Understanding the future of a digital, autonomous and patient-first healthcare system is in fact the first step in realising that every industry is about to undergo the same transformation. It’s just a question of how quickly we want to embrace it.
This is an update to my original article “Everything Is Hyperconnected“, written for Wired in 2014.
You’ve fallen. Perhaps for the fifth time. You can’t ignore it any longer so discuss the symptoms with the GP chatbot. The dialogue is brief but pleasant, an appointment is booked on your behalf. At the GP surgery, your arrival has already been recorded and your gait analysed. By the time you see the friendly face of your GP and his AI assistant, they’ve both concluded the diagnosis from your records and recent history: you need a new hip.
Welcome to the General Practitioner of 2027; where machine learning has already made sense of your medical history, can understand symptoms through a conversational interface, where cameras can analyse how you walk, talk and interact for signs of common conditions ahead of your discussion with your Doctor.
Your friendly GP scans your body and takes a portable x-ray of your hip, the results have been relayed in real-time to the hospital so your new hip can be 3D printed in-situ when you arrive. It’ll be embedded with sensors.
You arrive at the hospital in an autonomous vehicle with other patients in your area. It’s far more convenient and efficient to operate a specialist autonomous service than have a constant stream of drop-offs by relatives. You’re automatically registered at reception as you pass through thanks to biometrics and facial recognition that ambiently track patients as they were picked up and arrive within the grounds.
Time to meet the surgeon. She’s imposing but you share a laugh and she puts you at ease. She explains that it’ll mostly be assisted by a robot, one that has performed this operation countless times which she runs the operation and team. She shows you your new hip, complete with sensors. You remark how you once read about this stuff over ten years ago and didn’t think it would ever happen.
Welcome to the Hospital of 2027; where robots will perform routine operations, freeing up hospital staff and surgeons to perform more complex surgeries, where body parts will be 3D printed on site, where patient records and registrations will update in real-time, and where you will arrive and leave by an autonomous shuttle service.
The surgery is a success. You’re lying in bed enjoying a virtual reality experience designed to reduce the reliance on medication and make you feel calmer. The sensors are doing their part, you switch views on the headset to see a picture of your body in real-time with data overlays showing you your biometric signs and the data transmitted from your new hip.
It’s time to go. As you’re followed through the hospital in your autonomous chair by a nurse, he explains that a robot care assistant has already been assigned at your home. He jokes it has a friendly ‘teddy bear face’.
At home, the embedded smarts have already received updated information from your medical records and adjusted living conditions to suit. Your healthcare insurance plan subscriptions have been adjusted, your utilities are moved to a new plan while you convalesce, all transactions and contracts recorded on blockchain.

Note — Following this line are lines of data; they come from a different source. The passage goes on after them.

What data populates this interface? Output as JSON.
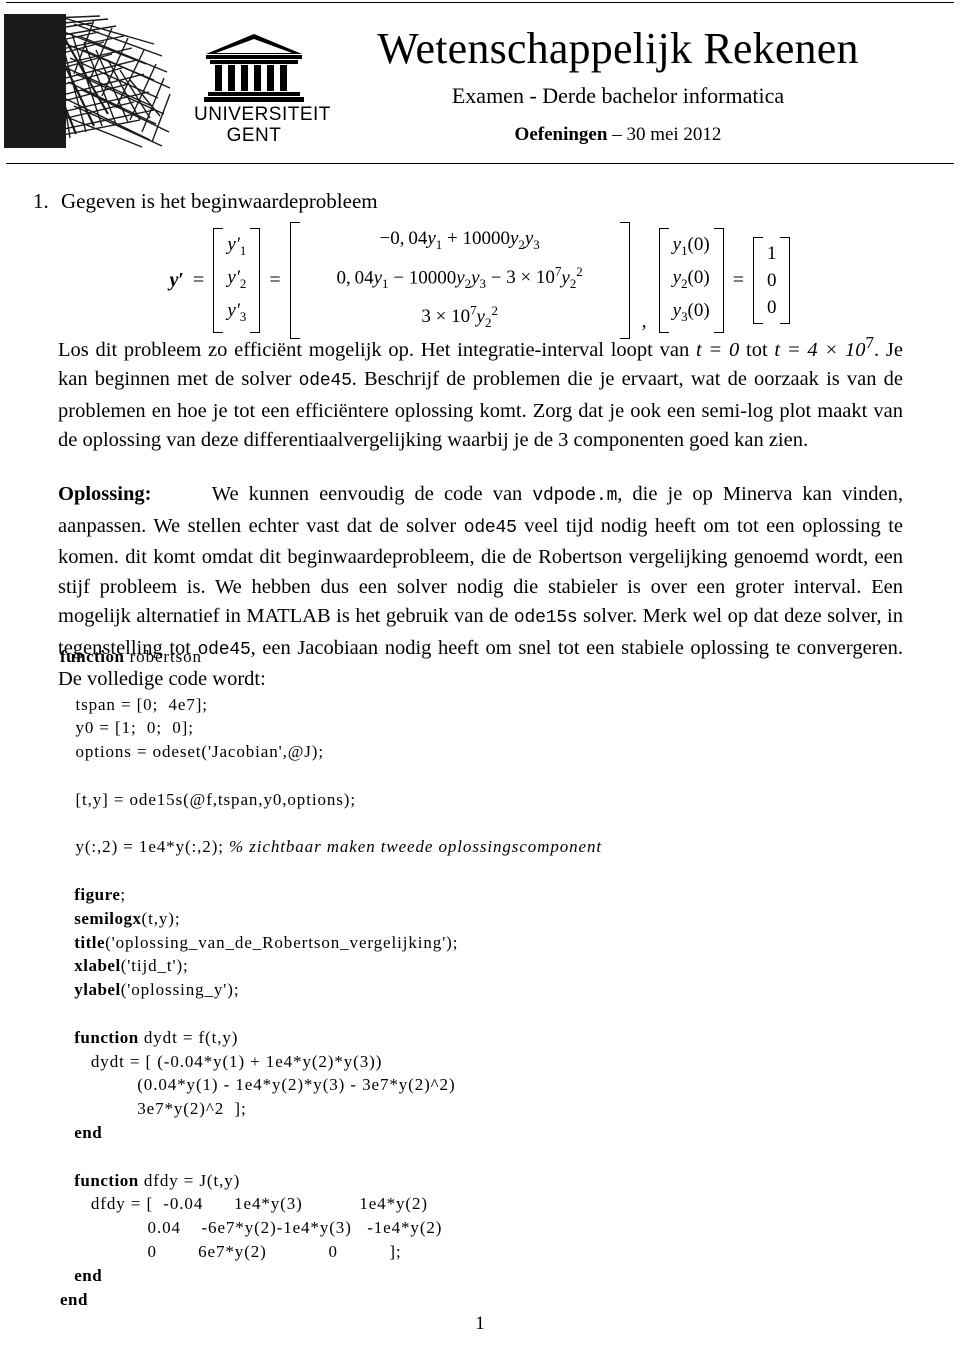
{
  "header": {
    "title": "Wetenschappelijk Rekenen",
    "subtitle": "Examen - Derde bachelor informatica",
    "date_label_bold": "Oefeningen",
    "date_label_rest": "– 30 mei 2012",
    "logo": {
      "line1": "UNIVERSITEIT",
      "line2": "GENT"
    }
  },
  "question": {
    "number": "1.",
    "prompt": "Gegeven is het beginwaardeprobleem"
  },
  "equation": {
    "lhs_symbol": "y′",
    "vector_y": [
      "y′1",
      "y′2",
      "y′3"
    ],
    "rhs_rows": [
      "−0, 04y1 + 10000y2y3",
      "0, 04y1 − 10000y2y3 − 3 × 10⁷y2²",
      "3 × 10⁷y2²"
    ],
    "initial_vector": [
      "y1(0)",
      "y2(0)",
      "y3(0)"
    ],
    "initial_values": [
      "1",
      "0",
      "0"
    ]
  },
  "paragraphs": {
    "p1_a": "Los dit probleem zo efficiënt mogelijk op. Het integratie-interval loopt van ",
    "p1_t0": "t = 0",
    "p1_b": " tot ",
    "p1_t1": "t = 4 × 10",
    "p1_t1sup": "7",
    "p1_c": ". Je kan beginnen met de solver ",
    "p1_code1": "ode45",
    "p1_d": ". Beschrijf de problemen die je ervaart, wat de oorzaak is van de problemen en hoe je tot een efficiëntere oplossing komt. Zorg dat je ook een semi-log plot maakt van de oplossing van deze differentiaalvergelijking waarbij je de 3 componenten goed kan zien.",
    "p2_label": "Oplossing:",
    "p2_a": "We kunnen eenvoudig de code van ",
    "p2_code1": "vdpode.m",
    "p2_b": ", die je op Minerva kan vinden, aanpassen. We stellen echter vast dat de solver ",
    "p2_code2": "ode45",
    "p2_c": " veel tijd nodig heeft om tot een oplossing te komen. dit komt omdat dit beginwaardeprobleem, die de Robertson vergelijking genoemd wordt, een stijf probleem is. We hebben dus een solver nodig die stabieler is over een groter interval. Een mogelijk alternatief in MATLAB is het gebruik van de ",
    "p2_code3": "ode15s",
    "p2_d": " solver. Merk wel op dat deze solver, in tegenstelling tot ",
    "p2_code4": "ode45",
    "p2_e": ", een Jacobiaan nodig heeft om snel tot een stabiele oplossing te convergeren. De volledige code wordt:"
  },
  "code_listing": {
    "lines": [
      {
        "kw": "function",
        "rest": " robertson"
      },
      {
        "blank": true
      },
      {
        "kw": "",
        "rest": "   tspan = [0;  4e7];"
      },
      {
        "kw": "",
        "rest": "   y0 = [1;  0;  0];"
      },
      {
        "kw": "",
        "rest": "   options = odeset('Jacobian',@J);"
      },
      {
        "blank": true
      },
      {
        "kw": "",
        "rest": "   [t,y] = ode15s(@f,tspan,y0,options);"
      },
      {
        "blank": true
      },
      {
        "kw": "",
        "rest": "   y(:,2) = 1e4*y(:,2); ",
        "cmt": "% zichtbaar maken tweede oplossingscomponent"
      },
      {
        "blank": true
      },
      {
        "kw": "   figure",
        "rest": ";"
      },
      {
        "kw": "   semilogx",
        "rest": "(t,y);"
      },
      {
        "kw": "   title",
        "rest": "('oplossing_van_de_Robertson_vergelijking');"
      },
      {
        "kw": "   xlabel",
        "rest": "('tijd_t');"
      },
      {
        "kw": "   ylabel",
        "rest": "('oplossing_y');"
      },
      {
        "blank": true
      },
      {
        "kw": "   function",
        "rest": " dydt = f(t,y)"
      },
      {
        "kw": "",
        "rest": "      dydt = [ (-0.04*y(1) + 1e4*y(2)*y(3))"
      },
      {
        "kw": "",
        "rest": "               (0.04*y(1) - 1e4*y(2)*y(3) - 3e7*y(2)^2)"
      },
      {
        "kw": "",
        "rest": "               3e7*y(2)^2  ];"
      },
      {
        "kw": "   end",
        "rest": ""
      },
      {
        "blank": true
      },
      {
        "kw": "   function",
        "rest": " dfdy = J(t,y)"
      },
      {
        "kw": "",
        "rest": "      dfdy = [  -0.04      1e4*y(3)           1e4*y(2)"
      },
      {
        "kw": "",
        "rest": "                 0.04    -6e7*y(2)-1e4*y(3)   -1e4*y(2)"
      },
      {
        "kw": "",
        "rest": "                 0        6e7*y(2)            0          ];"
      },
      {
        "kw": "   end",
        "rest": ""
      },
      {
        "kw": "end",
        "rest": ""
      }
    ]
  },
  "footer": {
    "page_number": "1"
  }
}
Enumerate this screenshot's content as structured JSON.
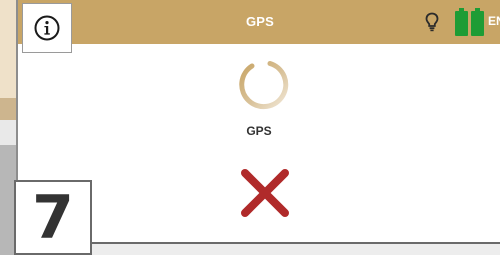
{
  "topbar": {
    "title": "GPS",
    "lang_label": "EN",
    "accent_color": "#c8a566",
    "battery_color": "#1e9c35"
  },
  "main": {
    "status_label": "GPS",
    "status_icon": "x-fail-icon",
    "spinner_icon": "loading-spinner-icon",
    "fail_color": "#b02a2a"
  },
  "step": {
    "number": "7"
  },
  "icons": {
    "info": "info-icon",
    "bulb": "lightbulb-icon",
    "battery": "battery-icon"
  }
}
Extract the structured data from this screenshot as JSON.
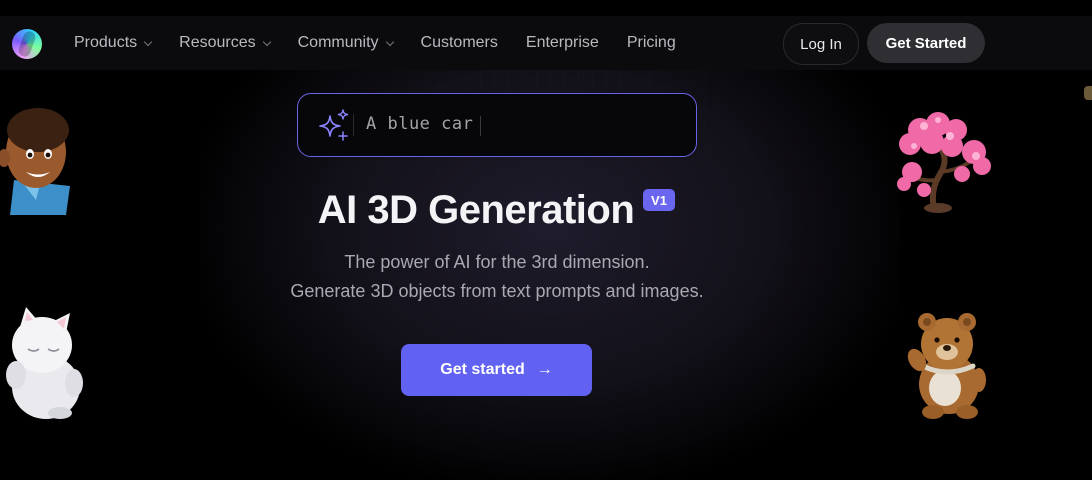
{
  "nav": {
    "items": [
      {
        "label": "Products",
        "dropdown": true
      },
      {
        "label": "Resources",
        "dropdown": true
      },
      {
        "label": "Community",
        "dropdown": true
      },
      {
        "label": "Customers",
        "dropdown": false
      },
      {
        "label": "Enterprise",
        "dropdown": false
      },
      {
        "label": "Pricing",
        "dropdown": false
      }
    ],
    "login_label": "Log In",
    "get_started_label": "Get Started"
  },
  "prompt": {
    "text": "A blue car",
    "icon": "sparkle-icon"
  },
  "hero": {
    "title": "AI 3D Generation",
    "badge": "V1",
    "subtitle_line1": "The power of AI for the 3rd dimension.",
    "subtitle_line2": "Generate 3D objects from text prompts and images.",
    "cta_label": "Get started",
    "cta_arrow": "→"
  },
  "colors": {
    "accent": "#6262f2",
    "prompt_border": "#6b63e6",
    "background": "#000000"
  },
  "decorations": [
    "boy-avatar-model",
    "white-cat-model",
    "cherry-blossom-tree-model",
    "teddy-bear-model"
  ]
}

Alarms have automatically been set to remind you to take the right medication where prescribed, and your robot care assistant stands waiting to help you.
Welcome to patient aftercare in 2027; where on-site robot care assistants will augment nurse home visits, where your smarthome devices act as your health monitors, where the home AI will relay your progress to your GP surgery in real-time, update your medical records, track progress and adjust accordingly compared to national records, where your subscriptions for utilities and third party plans are adjusted in real-time until you recover.
This is just one future example, but the scenario painted has a far bigger impact than on just healthcare. Consider the technologies used;
• Internet Of Things, Sensors
• 3D Printing
• Virtual Reality
• Robotics, AI, Machine Learning
• Enterprise Resource Planning, Supply Chain Management
• Big Data, Cloud, Real-Time Analytics
• Autonomous Vehicles
• Blockchain
Now consider the industries needed to make just one futuristic healthcare example happen;
• Healthcare
• Utilities
• Insurance
• Pharma
• Automotive
• Smart Home
• Manufacturing
It’s easy to forget that to make one industry work how we envisage it to in the future, we need the others to move at the same pace and connect.
The future of healthcare is in fact tied to the future of every industry, and vice versa. The technologies we define and create today are not merely for one sector but to connect all.
And as technologists, advisors, futurists, it’s on our shoulders to show how it can be done.